Kahlan comprendió qué quería decir y asintió. Les quedaba mucho por hacer antes de devolver a Ebinissia el rango de capital de Galea, y la primera tarea consistiría en sepultar los miles de cadáveres desperdigados por toda la ciudad. No era una escena que nadie quisiera encontrarse en plena noche tras un largo día de marcha. Kahlan hubiera preferido no regresar al escenario de la matanza, pero era el último lugar en el que los buscarían, por lo que, al menos por un tiempo, estarían seguros. Desde allí podrían impulsar la reunificación de la Tierra Central.
— ¿Hay algún lugar cerca en el que podamos acampar esta noche? —preguntó al capitán Ryan.
— Sí. Los exploradores dicen que un poco más adelante llegaremos a un pequeño valle. Hay una granja abandonada en la que Cyrilla podría dormir cómodamente.
Kahlan se apartó un mechón de pelo del rostro y se lo pasó tras la oreja. No se le había pasado por alto que Ryan ya no se refería a Cyrilla como «reina». Ahora Kahlan era la reina, y Harold se había asegurado de que todos lo supieran.
— De acuerdo. Pasa la voz a la avanzada; que aseguren el valle y monten el campamento. Apostad centinelas y que los exploradores inspeccionen la zona. Si no hay nadie en las laderas de alrededor y el valle no es visible, pueden encender fuegos, pero que no sean muy grandes.
El capitán Ryan sonrió y se llevó un puño al corazón a modo de saludo. El fuego sería un lujo, y a sus hombres les iría de perlas comer caliente. Después de la dura marcha se lo merecían. Casi habían llegado. Al día siguiente estarían ya en Ebinissia y la peor parte del trabajo empezaría: enterrar a los muertos y reconstruir la ciudad. Kahlan no consentiría que la Orden Imperial conservara su victoria sobre Ebinissia. La Tierra Central recuperaría la ciudad y se desquitaría.
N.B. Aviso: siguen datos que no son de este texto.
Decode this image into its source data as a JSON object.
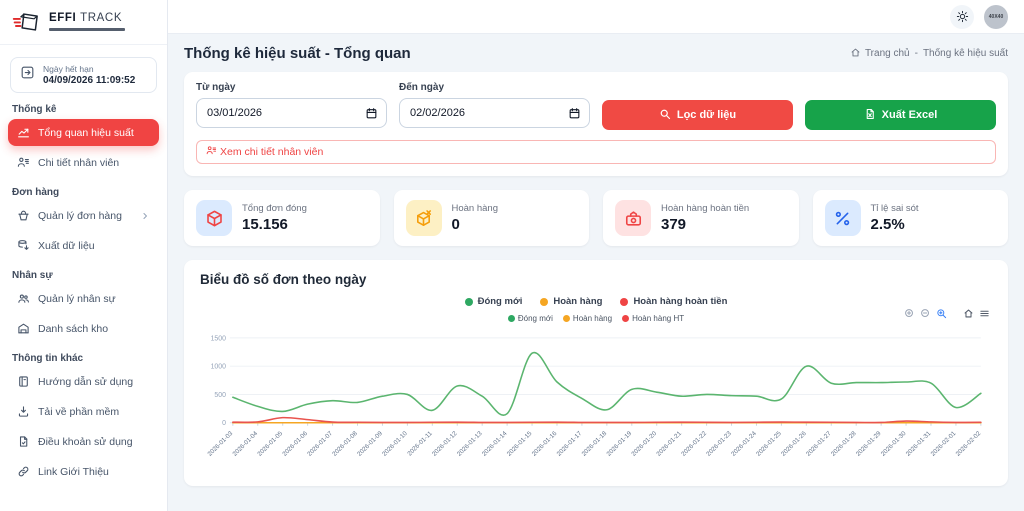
{
  "topbar": {
    "avatar_text": "40X40"
  },
  "sidebar": {
    "logo": {
      "brand_bold": "EFFI",
      "brand_light": "TRACK"
    },
    "expiry": {
      "label": "Ngày hết hạn",
      "value": "04/09/2026 11:09:52"
    },
    "sections": [
      {
        "label": "Thống kê",
        "items": [
          {
            "label": "Tổng quan hiệu suất",
            "icon": "chart-line-icon",
            "active": true
          },
          {
            "label": "Chi tiết nhân viên",
            "icon": "employee-detail-icon"
          }
        ]
      },
      {
        "label": "Đơn hàng",
        "items": [
          {
            "label": "Quản lý đơn hàng",
            "icon": "orders-icon",
            "chevron": true
          },
          {
            "label": "Xuất dữ liệu",
            "icon": "export-data-icon"
          }
        ]
      },
      {
        "label": "Nhân sự",
        "items": [
          {
            "label": "Quản lý nhân sự",
            "icon": "team-icon"
          },
          {
            "label": "Danh sách kho",
            "icon": "warehouse-icon"
          }
        ]
      },
      {
        "label": "Thông tin khác",
        "items": [
          {
            "label": "Hướng dẫn sử dụng",
            "icon": "guide-icon"
          },
          {
            "label": "Tải về phần mềm",
            "icon": "download-icon"
          },
          {
            "label": "Điều khoản sử dụng",
            "icon": "terms-icon"
          },
          {
            "label": "Link Giới Thiệu",
            "icon": "link-icon"
          }
        ]
      }
    ]
  },
  "header": {
    "title": "Thống kê hiệu suất - Tổng quan",
    "breadcrumb": {
      "home": "Trang chủ",
      "separator": "-",
      "current": "Thống kê hiệu suất"
    }
  },
  "filters": {
    "from_label": "Từ ngày",
    "from_value": "03/01/2026",
    "to_label": "Đến ngày",
    "to_value": "02/02/2026",
    "filter_button": "Lọc dữ liệu",
    "export_button": "Xuất Excel",
    "detail_button": "Xem chi tiết nhân viên"
  },
  "stats": [
    {
      "label": "Tổng đơn đóng",
      "value": "15.156",
      "icon": "package-icon",
      "icon_color": "#ef4444",
      "tile_bg": "#dbeafe"
    },
    {
      "label": "Hoàn hàng",
      "value": "0",
      "icon": "package-x-icon",
      "icon_color": "#f59e0b",
      "tile_bg": "#fdf0c4"
    },
    {
      "label": "Hoàn hàng hoàn tiền",
      "value": "379",
      "icon": "cash-return-icon",
      "icon_color": "#ef4444",
      "tile_bg": "#fee2e2"
    },
    {
      "label": "Tỉ lệ sai sót",
      "value": "2.5%",
      "icon": "percent-icon",
      "icon_color": "#2563eb",
      "tile_bg": "#dbeafe"
    }
  ],
  "chart_data": {
    "type": "line",
    "title": "Biểu đồ số đơn theo ngày",
    "legend_top": [
      {
        "label": "Đóng mới",
        "color": "#2ea862"
      },
      {
        "label": "Hoàn hàng",
        "color": "#f5a623"
      },
      {
        "label": "Hoàn hàng hoàn tiền",
        "color": "#ef4444"
      }
    ],
    "legend_inner": [
      {
        "label": "Đóng mới",
        "color": "#2ea862"
      },
      {
        "label": "Hoàn hàng",
        "color": "#f5a623"
      },
      {
        "label": "Hoàn hàng HT",
        "color": "#ef4444"
      }
    ],
    "toolbar_icons": [
      "zoom-in-icon",
      "zoom-out-icon",
      "box-zoom-icon",
      "home-icon",
      "menu-icon"
    ],
    "x": [
      "2026-01-03",
      "2026-01-04",
      "2026-01-05",
      "2026-01-06",
      "2026-01-07",
      "2026-01-08",
      "2026-01-09",
      "2026-01-10",
      "2026-01-11",
      "2026-01-12",
      "2026-01-13",
      "2026-01-14",
      "2026-01-15",
      "2026-01-16",
      "2026-01-17",
      "2026-01-18",
      "2026-01-19",
      "2026-01-20",
      "2026-01-21",
      "2026-01-22",
      "2026-01-23",
      "2026-01-24",
      "2026-01-25",
      "2026-01-26",
      "2026-01-27",
      "2026-01-28",
      "2026-01-29",
      "2026-01-30",
      "2026-01-31",
      "2026-02-01",
      "2026-02-02"
    ],
    "series": [
      {
        "name": "Đóng mới",
        "color": "#5bb56f",
        "values": [
          450,
          290,
          200,
          330,
          390,
          360,
          470,
          500,
          220,
          650,
          470,
          160,
          1230,
          720,
          430,
          230,
          590,
          540,
          470,
          500,
          480,
          470,
          420,
          1000,
          700,
          710,
          710,
          720,
          700,
          270,
          520
        ]
      },
      {
        "name": "Hoàn hàng",
        "color": "#f5a623",
        "values": [
          0,
          0,
          0,
          0,
          0,
          0,
          0,
          0,
          0,
          0,
          0,
          0,
          0,
          0,
          0,
          0,
          0,
          0,
          0,
          0,
          0,
          0,
          0,
          0,
          0,
          0,
          0,
          0,
          0,
          0,
          0
        ]
      },
      {
        "name": "Hoàn hàng HT",
        "color": "#e9534d",
        "values": [
          10,
          15,
          90,
          55,
          12,
          8,
          5,
          6,
          8,
          10,
          6,
          5,
          8,
          10,
          6,
          5,
          6,
          8,
          10,
          8,
          6,
          8,
          12,
          10,
          8,
          6,
          5,
          30,
          15,
          6,
          8
        ]
      }
    ],
    "ylim": [
      0,
      1500
    ],
    "yticks": [
      0,
      500,
      1000,
      1500
    ],
    "grid": true,
    "legend_position": "top"
  }
}
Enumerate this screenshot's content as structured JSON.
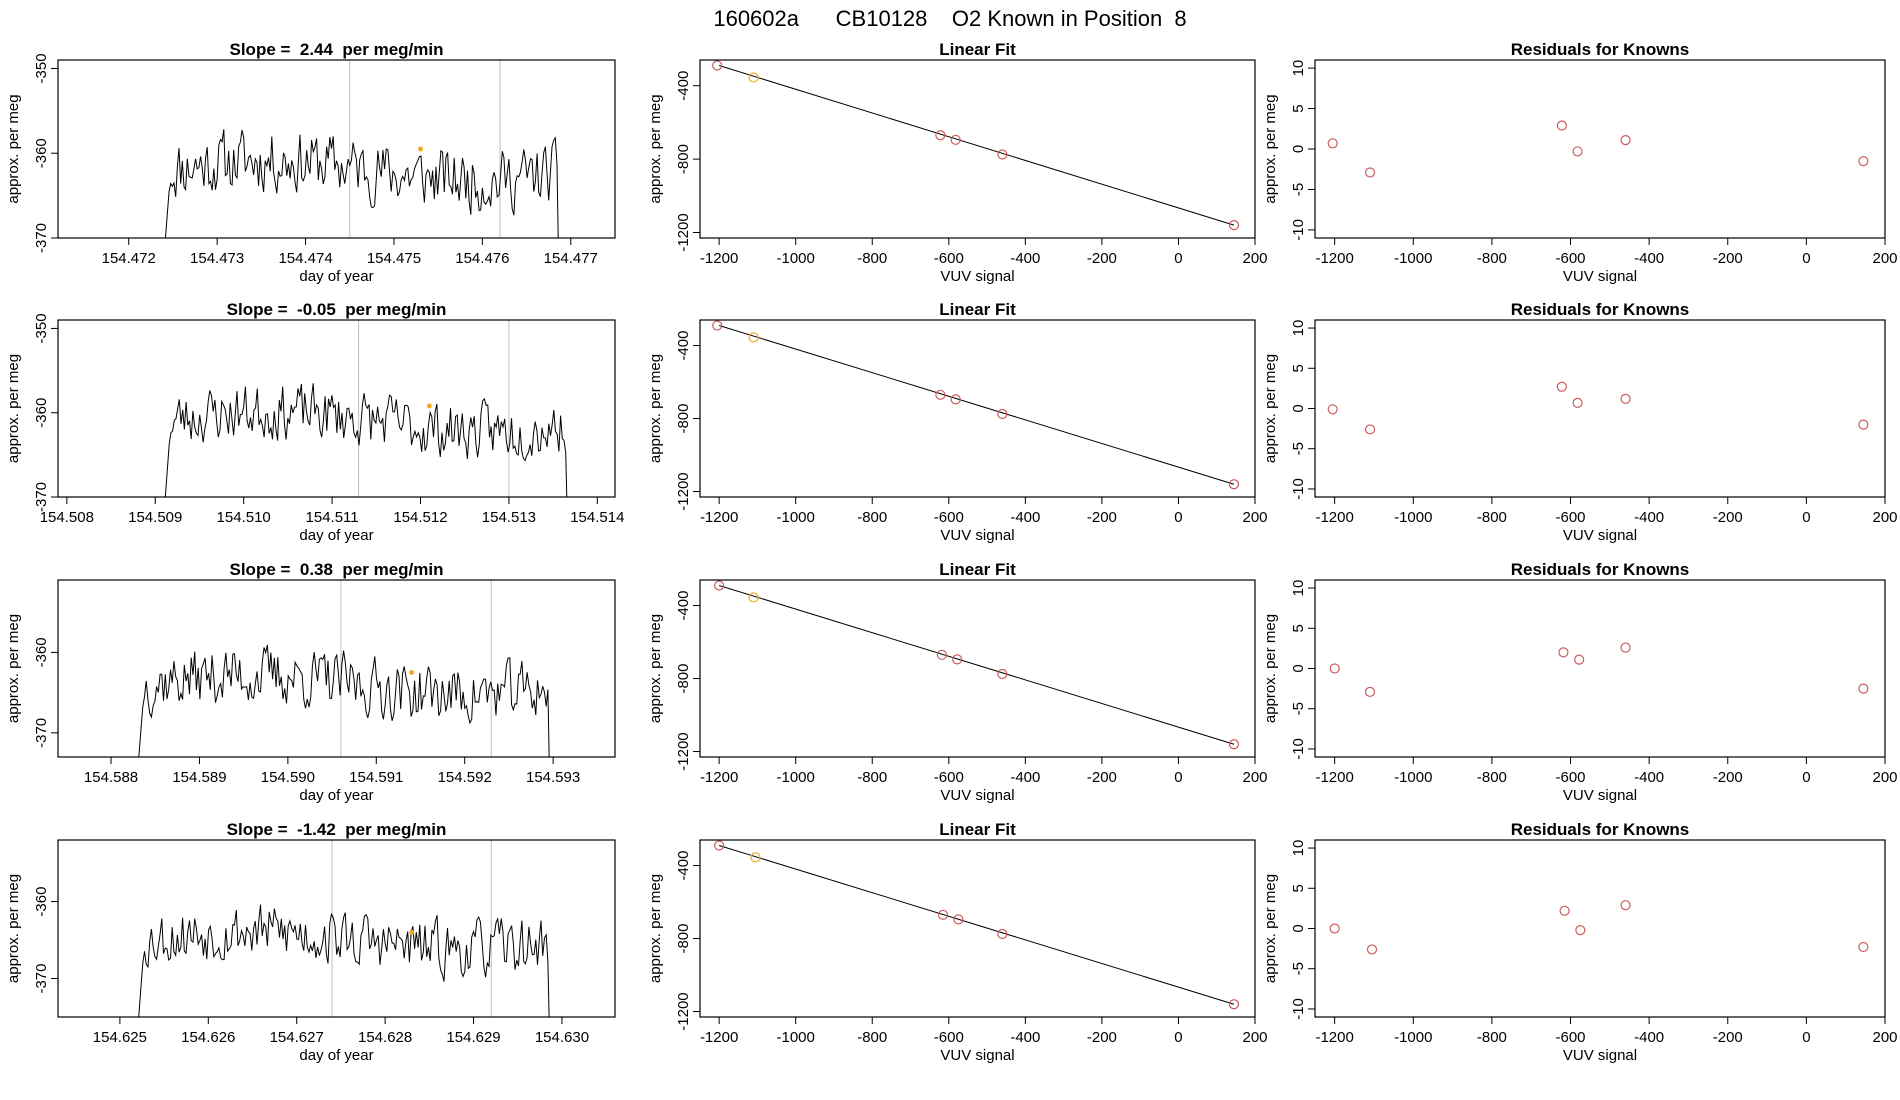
{
  "title": "160602a      CB10128    O2 Known in Position  8",
  "colors": {
    "line": "#000000",
    "frame": "#000000",
    "gridline": "#bebebe",
    "highlight": "#f5a623",
    "residual": "#cd5c5c"
  },
  "chart_data": [
    {
      "type": "line",
      "title": "Slope =  2.44  per meg/min",
      "xlabel": "day of year",
      "ylabel": "approx. per meg",
      "xlim": [
        154.4712,
        154.4775
      ],
      "ylim": [
        -370,
        -349
      ],
      "xticks": [
        "154.472",
        "154.473",
        "154.474",
        "154.475",
        "154.476",
        "154.477"
      ],
      "yticks": [
        "-350",
        "-360",
        "-370"
      ],
      "vlines": [
        154.4745,
        154.4762
      ],
      "trace_x_range": [
        154.4724,
        154.4769
      ],
      "trace_base": -362,
      "trace_amp": 5,
      "trace_seed": 11,
      "highlight_point": {
        "x": 154.4753,
        "y": -359.5
      }
    },
    {
      "type": "scatter",
      "title": "Linear Fit",
      "xlabel": "VUV signal",
      "ylabel": "approx. per meg",
      "xlim": [
        -1250,
        200
      ],
      "ylim": [
        -1230,
        -260
      ],
      "xticks": [
        "-1200",
        "-1000",
        "-800",
        "-600",
        "-400",
        "-200",
        "0",
        "200"
      ],
      "yticks": [
        "-400",
        "-800",
        "-1200"
      ],
      "fit_line": {
        "x": [
          -1200,
          145
        ],
        "y": [
          -290,
          -1160
        ]
      },
      "points": [
        {
          "x": -1205,
          "y": -290,
          "highlight": false
        },
        {
          "x": -1110,
          "y": -355,
          "highlight": true
        },
        {
          "x": -622,
          "y": -670,
          "highlight": false
        },
        {
          "x": -582,
          "y": -695,
          "highlight": false
        },
        {
          "x": -460,
          "y": -775,
          "highlight": false
        },
        {
          "x": 145,
          "y": -1160,
          "highlight": false
        }
      ]
    },
    {
      "type": "scatter",
      "title": "Residuals for Knowns",
      "xlabel": "VUV signal",
      "ylabel": "approx. per meg",
      "xlim": [
        -1250,
        200
      ],
      "ylim": [
        -11,
        11
      ],
      "xticks": [
        "-1200",
        "-1000",
        "-800",
        "-600",
        "-400",
        "-200",
        "0",
        "200"
      ],
      "yticks": [
        "10",
        "5",
        "0",
        "-5",
        "-10"
      ],
      "points": [
        {
          "x": -1205,
          "y": 0.7
        },
        {
          "x": -1110,
          "y": -2.9
        },
        {
          "x": -622,
          "y": 2.9
        },
        {
          "x": -582,
          "y": -0.3
        },
        {
          "x": -460,
          "y": 1.1
        },
        {
          "x": 145,
          "y": -1.5
        }
      ]
    },
    {
      "type": "line",
      "title": "Slope =  -0.05  per meg/min",
      "xlabel": "day of year",
      "ylabel": "approx. per meg",
      "xlim": [
        154.5079,
        154.5142
      ],
      "ylim": [
        -370,
        -349
      ],
      "xticks": [
        "154.508",
        "154.509",
        "154.510",
        "154.511",
        "154.512",
        "154.513",
        "154.514"
      ],
      "yticks": [
        "-350",
        "-360",
        "-370"
      ],
      "vlines": [
        154.5113,
        154.513
      ],
      "trace_x_range": [
        154.5091,
        154.5137
      ],
      "trace_base": -361,
      "trace_amp": 4.5,
      "trace_seed": 23,
      "highlight_point": {
        "x": 154.5121,
        "y": -359.2
      }
    },
    {
      "type": "scatter",
      "title": "Linear Fit",
      "xlabel": "VUV signal",
      "ylabel": "approx. per meg",
      "xlim": [
        -1250,
        200
      ],
      "ylim": [
        -1230,
        -260
      ],
      "xticks": [
        "-1200",
        "-1000",
        "-800",
        "-600",
        "-400",
        "-200",
        "0",
        "200"
      ],
      "yticks": [
        "-400",
        "-800",
        "-1200"
      ],
      "fit_line": {
        "x": [
          -1200,
          145
        ],
        "y": [
          -290,
          -1160
        ]
      },
      "points": [
        {
          "x": -1205,
          "y": -290,
          "highlight": false
        },
        {
          "x": -1110,
          "y": -355,
          "highlight": true
        },
        {
          "x": -622,
          "y": -670,
          "highlight": false
        },
        {
          "x": -582,
          "y": -695,
          "highlight": false
        },
        {
          "x": -460,
          "y": -775,
          "highlight": false
        },
        {
          "x": 145,
          "y": -1160,
          "highlight": false
        }
      ]
    },
    {
      "type": "scatter",
      "title": "Residuals for Knowns",
      "xlabel": "VUV signal",
      "ylabel": "approx. per meg",
      "xlim": [
        -1250,
        200
      ],
      "ylim": [
        -11,
        11
      ],
      "xticks": [
        "-1200",
        "-1000",
        "-800",
        "-600",
        "-400",
        "-200",
        "0",
        "200"
      ],
      "yticks": [
        "10",
        "5",
        "0",
        "-5",
        "-10"
      ],
      "points": [
        {
          "x": -1205,
          "y": -0.1
        },
        {
          "x": -1110,
          "y": -2.6
        },
        {
          "x": -622,
          "y": 2.7
        },
        {
          "x": -582,
          "y": 0.7
        },
        {
          "x": -460,
          "y": 1.2
        },
        {
          "x": 145,
          "y": -2.0
        }
      ]
    },
    {
      "type": "line",
      "title": "Slope =  0.38  per meg/min",
      "xlabel": "day of year",
      "ylabel": "approx. per meg",
      "xlim": [
        154.5874,
        154.5937
      ],
      "ylim": [
        -373,
        -351
      ],
      "xticks": [
        "154.588",
        "154.589",
        "154.590",
        "154.591",
        "154.592",
        "154.593"
      ],
      "yticks": [
        "-360",
        "-370"
      ],
      "vlines": [
        154.5906,
        154.5923
      ],
      "trace_x_range": [
        154.5883,
        154.593
      ],
      "trace_base": -364,
      "trace_amp": 5,
      "trace_seed": 37,
      "highlight_point": {
        "x": 154.5914,
        "y": -362.5
      }
    },
    {
      "type": "scatter",
      "title": "Linear Fit",
      "xlabel": "VUV signal",
      "ylabel": "approx. per meg",
      "xlim": [
        -1250,
        200
      ],
      "ylim": [
        -1230,
        -260
      ],
      "xticks": [
        "-1200",
        "-1000",
        "-800",
        "-600",
        "-400",
        "-200",
        "0",
        "200"
      ],
      "yticks": [
        "-400",
        "-800",
        "-1200"
      ],
      "fit_line": {
        "x": [
          -1200,
          145
        ],
        "y": [
          -290,
          -1160
        ]
      },
      "points": [
        {
          "x": -1200,
          "y": -290,
          "highlight": false
        },
        {
          "x": -1110,
          "y": -355,
          "highlight": true
        },
        {
          "x": -618,
          "y": -670,
          "highlight": false
        },
        {
          "x": -578,
          "y": -695,
          "highlight": false
        },
        {
          "x": -460,
          "y": -775,
          "highlight": false
        },
        {
          "x": 145,
          "y": -1160,
          "highlight": false
        }
      ]
    },
    {
      "type": "scatter",
      "title": "Residuals for Knowns",
      "xlabel": "VUV signal",
      "ylabel": "approx. per meg",
      "xlim": [
        -1250,
        200
      ],
      "ylim": [
        -11,
        11
      ],
      "xticks": [
        "-1200",
        "-1000",
        "-800",
        "-600",
        "-400",
        "-200",
        "0",
        "200"
      ],
      "yticks": [
        "10",
        "5",
        "0",
        "-5",
        "-10"
      ],
      "points": [
        {
          "x": -1200,
          "y": 0.0
        },
        {
          "x": -1110,
          "y": -2.9
        },
        {
          "x": -618,
          "y": 2.0
        },
        {
          "x": -578,
          "y": 1.1
        },
        {
          "x": -460,
          "y": 2.6
        },
        {
          "x": 145,
          "y": -2.5
        }
      ]
    },
    {
      "type": "line",
      "title": "Slope =  -1.42  per meg/min",
      "xlabel": "day of year",
      "ylabel": "approx. per meg",
      "xlim": [
        154.6243,
        154.6306
      ],
      "ylim": [
        -375,
        -352
      ],
      "xticks": [
        "154.625",
        "154.626",
        "154.627",
        "154.628",
        "154.629",
        "154.630"
      ],
      "yticks": [
        "-360",
        "-370"
      ],
      "vlines": [
        154.6274,
        154.6292
      ],
      "trace_x_range": [
        154.6252,
        154.6299
      ],
      "trace_base": -365,
      "trace_amp": 5,
      "trace_seed": 53,
      "highlight_point": {
        "x": 154.6283,
        "y": -364
      }
    },
    {
      "type": "scatter",
      "title": "Linear Fit",
      "xlabel": "VUV signal",
      "ylabel": "approx. per meg",
      "xlim": [
        -1250,
        200
      ],
      "ylim": [
        -1230,
        -260
      ],
      "xticks": [
        "-1200",
        "-1000",
        "-800",
        "-600",
        "-400",
        "-200",
        "0",
        "200"
      ],
      "yticks": [
        "-400",
        "-800",
        "-1200"
      ],
      "fit_line": {
        "x": [
          -1200,
          145
        ],
        "y": [
          -290,
          -1160
        ]
      },
      "points": [
        {
          "x": -1200,
          "y": -290,
          "highlight": false
        },
        {
          "x": -1105,
          "y": -355,
          "highlight": true
        },
        {
          "x": -615,
          "y": -670,
          "highlight": false
        },
        {
          "x": -575,
          "y": -695,
          "highlight": false
        },
        {
          "x": -460,
          "y": -775,
          "highlight": false
        },
        {
          "x": 145,
          "y": -1160,
          "highlight": false
        }
      ]
    },
    {
      "type": "scatter",
      "title": "Residuals for Knowns",
      "xlabel": "VUV signal",
      "ylabel": "approx. per meg",
      "xlim": [
        -1250,
        200
      ],
      "ylim": [
        -11,
        11
      ],
      "xticks": [
        "-1200",
        "-1000",
        "-800",
        "-600",
        "-400",
        "-200",
        "0",
        "200"
      ],
      "yticks": [
        "10",
        "5",
        "0",
        "-5",
        "-10"
      ],
      "points": [
        {
          "x": -1200,
          "y": 0.0
        },
        {
          "x": -1105,
          "y": -2.6
        },
        {
          "x": -615,
          "y": 2.2
        },
        {
          "x": -575,
          "y": -0.2
        },
        {
          "x": -460,
          "y": 2.9
        },
        {
          "x": 145,
          "y": -2.3
        }
      ]
    }
  ]
}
— ¿Habéis dispuesto ya el cuerpo de Stephens, capitán? —preguntó Kahlan.
— Zedd nos ayudó a encontrar un sitio, y los hombres se ocupan ahora mismo de ello. Pobre Stephens. Cuando iniciamos nuestra batalla contra la Orden éramos cinco mil. Stephens vio morir a cuatro de cada cinco compañeros y, una vez acabada la lucha, va y pierde la vida en un accidente. Sé que hubiera preferido morir defendiendo la Tierra Central.
— Y así ha sido —declaró Kahlan—. La lucha no ha acabado; sólo hemos ganado una batalla, aunque muy importante. Seguimos en guerra contra la Orden Imperial, y Stephens cumplía con su deber de soldado. Murió en el cumplimiento de su deber, al igual que tantos de sus compañeros que cayeron en combate. No hay ninguna diferencia. Stephens murió como un héroe por defender la Tierra Central.
El capitán Ryan se metió las manos en los bolsillos de su gruesa chaqueta marrón de lana.
— Creo que los hombres hallarían consuelo e inspiración en esas palabras. Antes de continuar, ¿os importaría pronunciar unas palabras sobre la tumba de Stephens? Para los hombres significaría mucho saber que su reina lamenta la muerte de un compañero.
— Por supuesto, capitán. Será un honor.
Kahlan se quedó mirando fijamente al capitán, que se retiraba para ir a cumplir las órdenes.
— No debería haber insistido en seguir adelante en la oscuridad —comentó.
Zedd trató de consolarla acariciándole con una mano la parte posterior de la cabeza.
— También ocurren accidentes a plena luz del día. De habernos detenido antes, es muy probable que éste hubiera sucedido por la mañana, y entonces lo habríamos achacado a que seguíamos medio adormilados.
— Pese a ello, yo me siento culpable. Ha sido tan injusto…
— El destino no necesita nuestro consentimiento —sentenció Zedd con una amarga sonrisa.